Assaf Dahan, Senior Director, Head of Threat Research, Cybereason
Two years ago, the Cybereason Nocturnus team uncovered a worldwide malicious campaign against telecommunications providers dubbed “Operation Soft Cell.” The researchers at Cybereason have uncovered a new series of pervasive attacks targeting some of the largest telecommunications providers in Southeast Asia—an ongoing espionage campaign that has been active for years. The campaign, dubbed “DeadRinger”, is detailed in a new report from Cybereason.
Threat researchers at Cybereason discovered multiple threat actors from China infiltrating telecommunications companies in Southeast Asia. Similar to recent attacks like SolarWinds and Kaseya, the DeadRinger attackers compromised a third-party provider in order to conduct surveillance of specific high-value targets.
Recent activity from the attackers exploits recently publicly disclosed vulnerabilities in Microsoft Exchange—such as the vulnerabilities at the heart of the HAFNIUM attacks earlier this year. The nefarious actions go much farther back, though, with evidence showing activity at least as far back as 2017.
The observed tactics reveal that the threat actors are primarily after call logs in order to conduct cyber espionage against designated high-profile targets. However, the attackers have access to and control of these telecommunications networks, which could allow China to take other actions as well, such as shutting down telecommunication service to specific people or companies.
Cybereason Nocturnus researchers have identified three separate threat actors. All three have varying degrees of connection with known Chinese APT groups Soft Cell, Naikon, and Group-3390—all entities known to operate in the interest of the Chinese government.
While the targets and tactics are similar in some cases, and there is overlap between them in terms of scope and impact, it does not appear that they are working together or coordinating their efforts. Cybereason believes the different teams were likely assigned parallel objectives to monitor communications of high-value targets under the direction of a central, coordinating body aligned with Chinese interests.
Compromising the telecommunications providers enables the attackers to access and monitor communications without the need to directly hack or compromise the individual targets. Researchers found the attacks to be very adaptive, persistent, and evasive. Attackers worked diligently to hide their activity and maintain persistence on compromised systems—even responding in real-time to mitigation attempts and working to evade security efforts. The level of effort suggests that the targets are of great value to the attackers, and to the entity that is directing the activity of the attackers.
The activity uncovered with DeadRinger compromised telcos primarily in Southeast Asian countries, but the attacks could easily be replicated or expanded to be used against telecommunications providers in other regions as well. Evidence indicates that these attacks were intended specifically for espionage and surveillance purposes only, but the reality is that the attackers can very easily shift from espionage to interference. They have the ability to disrupt or terminate communications for affected telco customers.
It is notable that the DeadRinger report comes on the heels of the Biden Administration coordinating with global allies to condemn the Chinese government for its role in the HAFNIUM attacks targeting vulnerabilities in Microsoft Exchange Server.
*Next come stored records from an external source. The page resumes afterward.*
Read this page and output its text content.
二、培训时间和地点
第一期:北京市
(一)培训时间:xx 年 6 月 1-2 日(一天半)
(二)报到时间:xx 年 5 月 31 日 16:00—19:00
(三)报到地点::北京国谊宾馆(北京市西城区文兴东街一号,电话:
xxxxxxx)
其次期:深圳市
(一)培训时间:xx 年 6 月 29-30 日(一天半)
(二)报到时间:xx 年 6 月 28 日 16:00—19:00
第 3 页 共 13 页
The activity uncovered by the Cybereason Nocturnus research team provides insights into how sophisticated APT groups and threat actors are infiltrating critical infrastructure as a stepping stone to access an organization’s intellectual property.
It highlights the need for clearer rules of engagement when it comes to cyber attacks and cyber espionage. Public and private sectors need to cooperate and work together, but how to do that most effectively is still being worked out.
How we defend our businesses today relies heavily on understanding the impact of attacks and how to protect the broader cyber ecosystem. The DeadRinger report is important because it provides intelligence and insight that organizations can use.